製剤・民間薬
民間薬
オオバコ
オオバコ(オオバコ科)
生薬名"車前子"
■ 解説

葉が大きくて広いことから"大葉子"(オオバコ)の意味で名前がつけられました。人の通る道に好んで生えやすく、道端の雑草のなかや、空き地・土手など、あまり草深くない場所に生えます。

■ 形態

多年生の草本で、葉は数枚を根から生やしています。春から秋にかけて白い花を穂状につけ、秋になると結実し、黒褐色の種子をつけます。種子の表面は粘液質に富み、人間の衣服などにくっつき易く、しばらく経ってから落ちるので、人間の歩く道に沿って分布域を広げ易いという訳です。

■ 食べ方

春から夏にかけて、できるだけ若い葉を摘みます。よくゆがいて水にさらし、おひたしやあえものとし、バターやサラダ油でいためてもよいし、生のまま天ぷらとしたり、米と混ぜて飯にたくこともあります。

■ 採集

秋に結実した花茎を切り取り、広げた新聞紙の上で陽乾します。すると種子がこぼれ、容易に集められます。これを車前子といいますが、種子は小さい為漏れやすいので注意しましょう。

■ 薬用途

車前子は、一日量5~10gを布か和紙の袋に入れて水0.3リットルを加え約半量になるまで煎じます。
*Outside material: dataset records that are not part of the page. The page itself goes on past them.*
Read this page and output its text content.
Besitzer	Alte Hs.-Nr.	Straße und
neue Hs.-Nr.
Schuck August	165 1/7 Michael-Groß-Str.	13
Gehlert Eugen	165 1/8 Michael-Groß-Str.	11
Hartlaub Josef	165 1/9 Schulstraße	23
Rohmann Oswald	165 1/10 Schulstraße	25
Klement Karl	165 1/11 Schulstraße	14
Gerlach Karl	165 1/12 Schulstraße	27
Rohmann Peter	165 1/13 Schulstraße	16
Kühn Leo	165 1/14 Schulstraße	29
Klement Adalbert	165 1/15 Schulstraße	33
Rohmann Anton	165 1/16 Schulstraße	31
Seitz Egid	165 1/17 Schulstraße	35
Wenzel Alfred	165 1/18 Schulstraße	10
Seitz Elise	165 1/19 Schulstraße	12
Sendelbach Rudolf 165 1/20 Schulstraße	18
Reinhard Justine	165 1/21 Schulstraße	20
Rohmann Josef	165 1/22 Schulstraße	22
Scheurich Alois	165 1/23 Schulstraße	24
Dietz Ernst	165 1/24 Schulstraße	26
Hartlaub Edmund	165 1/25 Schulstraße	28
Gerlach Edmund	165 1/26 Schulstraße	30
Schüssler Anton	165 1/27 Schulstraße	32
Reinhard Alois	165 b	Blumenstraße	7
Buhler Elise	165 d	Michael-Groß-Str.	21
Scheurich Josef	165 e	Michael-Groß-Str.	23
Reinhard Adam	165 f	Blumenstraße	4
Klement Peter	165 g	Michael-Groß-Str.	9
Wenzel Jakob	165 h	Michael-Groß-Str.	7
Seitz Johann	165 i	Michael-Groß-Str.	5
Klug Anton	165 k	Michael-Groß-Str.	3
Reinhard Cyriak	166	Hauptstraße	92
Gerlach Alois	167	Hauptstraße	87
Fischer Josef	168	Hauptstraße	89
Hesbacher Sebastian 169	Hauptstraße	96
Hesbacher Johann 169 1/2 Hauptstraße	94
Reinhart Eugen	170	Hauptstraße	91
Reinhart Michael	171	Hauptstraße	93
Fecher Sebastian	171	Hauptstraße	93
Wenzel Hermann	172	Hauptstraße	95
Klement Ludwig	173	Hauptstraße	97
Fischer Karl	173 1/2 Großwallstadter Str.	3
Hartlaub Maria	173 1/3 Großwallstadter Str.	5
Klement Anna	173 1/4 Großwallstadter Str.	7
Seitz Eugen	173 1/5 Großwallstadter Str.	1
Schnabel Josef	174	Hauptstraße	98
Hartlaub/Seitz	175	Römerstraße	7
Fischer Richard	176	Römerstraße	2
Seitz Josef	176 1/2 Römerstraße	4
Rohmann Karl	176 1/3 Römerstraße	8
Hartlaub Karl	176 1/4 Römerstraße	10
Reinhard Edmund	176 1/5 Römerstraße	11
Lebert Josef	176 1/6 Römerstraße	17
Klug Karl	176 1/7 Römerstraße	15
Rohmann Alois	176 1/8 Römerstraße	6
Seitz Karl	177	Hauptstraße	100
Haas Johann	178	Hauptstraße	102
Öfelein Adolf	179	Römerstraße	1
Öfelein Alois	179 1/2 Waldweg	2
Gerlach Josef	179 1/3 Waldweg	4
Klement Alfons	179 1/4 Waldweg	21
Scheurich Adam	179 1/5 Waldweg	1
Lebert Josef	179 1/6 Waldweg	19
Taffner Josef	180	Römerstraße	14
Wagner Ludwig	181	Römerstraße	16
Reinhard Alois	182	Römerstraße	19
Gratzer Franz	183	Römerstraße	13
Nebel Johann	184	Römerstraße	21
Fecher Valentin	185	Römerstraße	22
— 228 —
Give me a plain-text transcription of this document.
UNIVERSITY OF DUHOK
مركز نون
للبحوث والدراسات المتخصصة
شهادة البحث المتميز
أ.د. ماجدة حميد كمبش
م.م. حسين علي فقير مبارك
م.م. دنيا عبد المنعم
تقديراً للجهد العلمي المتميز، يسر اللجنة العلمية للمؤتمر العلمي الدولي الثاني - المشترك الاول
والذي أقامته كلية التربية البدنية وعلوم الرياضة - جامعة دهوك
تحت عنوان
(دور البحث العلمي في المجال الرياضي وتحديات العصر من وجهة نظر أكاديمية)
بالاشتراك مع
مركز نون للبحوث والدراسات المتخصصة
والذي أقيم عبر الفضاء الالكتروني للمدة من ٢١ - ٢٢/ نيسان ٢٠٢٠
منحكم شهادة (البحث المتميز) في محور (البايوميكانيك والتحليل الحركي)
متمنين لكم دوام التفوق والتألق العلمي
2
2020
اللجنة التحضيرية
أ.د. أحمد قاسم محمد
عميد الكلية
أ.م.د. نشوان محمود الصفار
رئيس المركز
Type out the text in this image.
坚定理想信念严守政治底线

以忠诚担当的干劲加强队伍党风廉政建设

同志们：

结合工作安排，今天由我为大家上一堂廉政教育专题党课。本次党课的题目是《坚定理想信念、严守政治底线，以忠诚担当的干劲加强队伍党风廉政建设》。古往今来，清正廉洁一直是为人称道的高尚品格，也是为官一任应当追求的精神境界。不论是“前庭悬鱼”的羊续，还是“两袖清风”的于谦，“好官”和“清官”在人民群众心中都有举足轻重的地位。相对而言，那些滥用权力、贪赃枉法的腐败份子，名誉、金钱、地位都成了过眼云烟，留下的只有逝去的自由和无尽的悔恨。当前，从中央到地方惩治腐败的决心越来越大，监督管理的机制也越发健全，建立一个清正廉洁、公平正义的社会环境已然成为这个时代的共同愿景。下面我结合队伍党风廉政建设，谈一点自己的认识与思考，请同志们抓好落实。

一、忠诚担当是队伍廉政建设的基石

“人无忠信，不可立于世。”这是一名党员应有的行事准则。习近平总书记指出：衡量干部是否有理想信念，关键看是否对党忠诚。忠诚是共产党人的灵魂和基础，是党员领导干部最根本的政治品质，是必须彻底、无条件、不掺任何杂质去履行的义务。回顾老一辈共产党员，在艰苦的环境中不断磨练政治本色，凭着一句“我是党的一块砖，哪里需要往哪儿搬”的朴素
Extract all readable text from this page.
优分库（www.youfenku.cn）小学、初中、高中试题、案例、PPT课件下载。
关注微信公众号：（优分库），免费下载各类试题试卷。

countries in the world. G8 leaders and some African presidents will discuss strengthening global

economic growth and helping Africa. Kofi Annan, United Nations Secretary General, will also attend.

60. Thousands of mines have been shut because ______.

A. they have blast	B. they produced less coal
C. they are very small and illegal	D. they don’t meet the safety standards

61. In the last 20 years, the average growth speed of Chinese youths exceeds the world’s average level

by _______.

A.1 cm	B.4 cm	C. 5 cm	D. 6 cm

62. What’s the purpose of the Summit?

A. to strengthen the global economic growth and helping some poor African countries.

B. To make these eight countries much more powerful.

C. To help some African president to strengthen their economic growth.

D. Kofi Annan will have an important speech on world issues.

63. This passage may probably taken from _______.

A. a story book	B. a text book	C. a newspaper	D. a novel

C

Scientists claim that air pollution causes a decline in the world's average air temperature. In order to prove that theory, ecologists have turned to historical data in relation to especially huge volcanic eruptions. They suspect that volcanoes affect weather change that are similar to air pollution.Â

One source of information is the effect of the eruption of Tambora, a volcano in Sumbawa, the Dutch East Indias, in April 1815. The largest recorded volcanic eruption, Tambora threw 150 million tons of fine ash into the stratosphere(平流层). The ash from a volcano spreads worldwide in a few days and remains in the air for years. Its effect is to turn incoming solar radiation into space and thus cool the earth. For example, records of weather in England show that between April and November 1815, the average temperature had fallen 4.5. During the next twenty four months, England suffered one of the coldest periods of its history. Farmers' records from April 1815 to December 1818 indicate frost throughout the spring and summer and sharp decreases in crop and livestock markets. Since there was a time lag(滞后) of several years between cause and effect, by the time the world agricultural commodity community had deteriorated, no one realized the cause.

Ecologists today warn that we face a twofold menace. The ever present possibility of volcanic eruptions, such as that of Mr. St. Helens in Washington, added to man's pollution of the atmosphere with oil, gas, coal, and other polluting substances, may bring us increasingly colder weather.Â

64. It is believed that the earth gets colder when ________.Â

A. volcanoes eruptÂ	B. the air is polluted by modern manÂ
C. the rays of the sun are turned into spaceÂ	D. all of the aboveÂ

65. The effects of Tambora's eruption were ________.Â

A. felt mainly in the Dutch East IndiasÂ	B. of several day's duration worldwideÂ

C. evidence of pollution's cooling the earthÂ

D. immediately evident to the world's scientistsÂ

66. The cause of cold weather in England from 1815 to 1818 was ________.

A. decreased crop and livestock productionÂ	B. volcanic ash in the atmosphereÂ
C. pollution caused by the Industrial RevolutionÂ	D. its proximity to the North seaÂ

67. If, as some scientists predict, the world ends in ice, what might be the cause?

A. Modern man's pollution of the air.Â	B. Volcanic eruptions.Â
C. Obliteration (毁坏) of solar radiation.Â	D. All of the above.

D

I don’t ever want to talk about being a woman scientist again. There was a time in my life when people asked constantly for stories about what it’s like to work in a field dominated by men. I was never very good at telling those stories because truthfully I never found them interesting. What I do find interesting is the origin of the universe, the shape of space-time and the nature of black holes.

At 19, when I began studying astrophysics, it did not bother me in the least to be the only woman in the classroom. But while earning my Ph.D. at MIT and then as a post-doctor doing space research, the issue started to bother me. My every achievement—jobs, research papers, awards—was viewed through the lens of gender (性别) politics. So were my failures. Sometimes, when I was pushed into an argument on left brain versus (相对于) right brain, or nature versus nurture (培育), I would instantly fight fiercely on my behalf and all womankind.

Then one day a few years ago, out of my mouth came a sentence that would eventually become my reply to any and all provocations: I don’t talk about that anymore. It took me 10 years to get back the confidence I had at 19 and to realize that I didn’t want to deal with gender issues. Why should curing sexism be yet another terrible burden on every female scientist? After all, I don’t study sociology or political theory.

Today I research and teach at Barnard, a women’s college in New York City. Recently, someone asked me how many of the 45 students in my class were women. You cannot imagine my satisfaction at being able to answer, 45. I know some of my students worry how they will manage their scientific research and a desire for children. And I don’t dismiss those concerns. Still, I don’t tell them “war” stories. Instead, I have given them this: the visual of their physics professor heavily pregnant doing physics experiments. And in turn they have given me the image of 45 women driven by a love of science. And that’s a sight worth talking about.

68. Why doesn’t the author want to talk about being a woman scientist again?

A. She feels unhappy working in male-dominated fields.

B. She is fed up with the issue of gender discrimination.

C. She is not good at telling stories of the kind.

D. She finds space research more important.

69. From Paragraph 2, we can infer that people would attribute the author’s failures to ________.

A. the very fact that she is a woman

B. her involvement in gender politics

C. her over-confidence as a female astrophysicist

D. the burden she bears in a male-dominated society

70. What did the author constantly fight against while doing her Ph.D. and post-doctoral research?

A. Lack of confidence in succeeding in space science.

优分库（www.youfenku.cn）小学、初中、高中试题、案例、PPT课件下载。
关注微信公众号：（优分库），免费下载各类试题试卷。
種子には利尿作用があり、塩化ナトリウムや尿酸の排泄も増加させます。粘液質が多くのみにくいので、少量の甘草を混ぜて煎出すると飲みやすくなります。オオバコは利尿作用により、膀胱炎や尿道炎の予防にもよいとされており、特に女性の場合は慢性的に膀胱炎になり易い方が多く、日頃からお茶代わりにオオバコや夏枯草を服用しておられる当薬局の患者さん達の評判も、上々のようです。